POLICY

Artists may “poison” AI models before Copyright Office can issue guidance

2023-11-03 14:11

Artists have spent the past year fighting companies that have been training AI image generators—including popular tools like the impressively photorealistic Midjourney or the ultra-sophisticated DALL-E 3—on their original works without consent or compensation. Now, the United States has promised to finally get serious about addressing their copyright concerns raised by AI, President Joe Biden said in his much-anticipated executive order on AI, which was signed this week. The US Copyright Office had already been seeking public input on AI concerns over the past few months through a comment period ending on November 15. Biden's executive order has clarified that following this comment period, the Copyright Office will publish the results of its study. And then, within 180 days of that publication—or within 270 days of Biden's order, "whichever comes later"—the Copyright Office's director will consult with Biden to "issue recommendations to the President on potential executive actions relating to copyright and AI." "The recommendations shall address any copyright and related issues discussed in the United States Copyright Office’s study, including the scope of protection for works produced using AI and the treatment of copyrighted works in AI training," Biden's order said. That means that potentially within the next six to nine months (or longer), artists may have answers to some of their biggest legal questions, including a clearer understanding of how to protect their works from being used to train AI models. Currently, artists do not have many options to stop AI image makers—which generate images based on user text prompts—from referencing their works. Even companies like OpenAI, which recently started allowing artists to opt out of having works included in AI training data, only allow artists to opt out of future training data. Artists can't opt out of training data that fuels existing tools because, as OpenAI says:

After AI models have learned from their training data, they no longer have access to the data. The models only retain the concepts that they learned. When someone makes a request of a model, the model generates output based on its understanding of the concepts included in the request. It does not search for or copy content from an existing database.

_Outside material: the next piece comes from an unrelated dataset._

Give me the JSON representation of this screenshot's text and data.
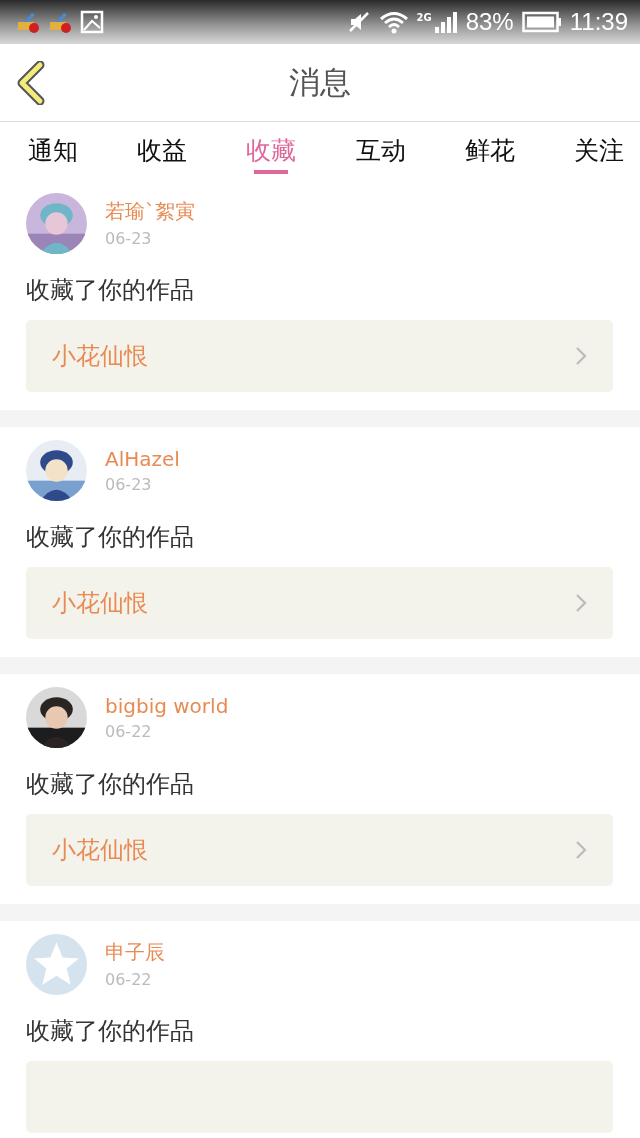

According to The Atlantic, this opt-out process—which requires artists to submit requests for each artwork and could be too cumbersome for many artists to complete—leaves artists stuck with only the option of protecting new works that "they create from here on out." It seems like it's too late to protect any work "already claimed by the machines" in 2023, The Atlantic warned. And this issue clearly affects a lot of people. A spokesperson told The Atlantic that Stability AI alone has fielded “over 160 million opt-out requests in upcoming training.” Until federal regulators figure out what rights artists ought to retain as AI technologies rapidly advance, at least one artist—cartoonist and illustrator Sarah Andersen—is advancing a direct copyright infringement claim against Stability AI, maker of Stable Diffusion, another remarkable AI image synthesis tool. Andersen, whose proposed class action could impact all artists, has about a month to amend her complaint to "plausibly plead that defendants’ AI products allow users to create new works by expressly referencing Andersen’s works by name," if she wants "the inferences" in her complaint "about how and how much of Andersen’s protected content remains in Stable Diffusion or is used by the AI end-products" to "be stronger," a judge recommended. In other words, under current copyright laws, Andersen will likely struggle to win her legal battle if she fails to show the court which specific copyrighted images were used to train AI models and demonstrate that those models used those specific images to spit out art that looks exactly like hers. Citing specific examples will matter, one legal expert told TechCrunch, because arguing that AI tools mimic styles likely won't work—since "style has proven nearly impossible to shield with copyright." Andersen's lawyers told Ars that her case is "complex," but they remain confident that she can win, possibly because, as other experts told The Atlantic, she might be able to show that "generative-AI programs can retain a startling amount of information about an image in their training data—sometimes enough to reproduce it almost perfectly." But she could fail if the court decides that using data to train AI models is fair use of artists' works, a legal question that remains unclear.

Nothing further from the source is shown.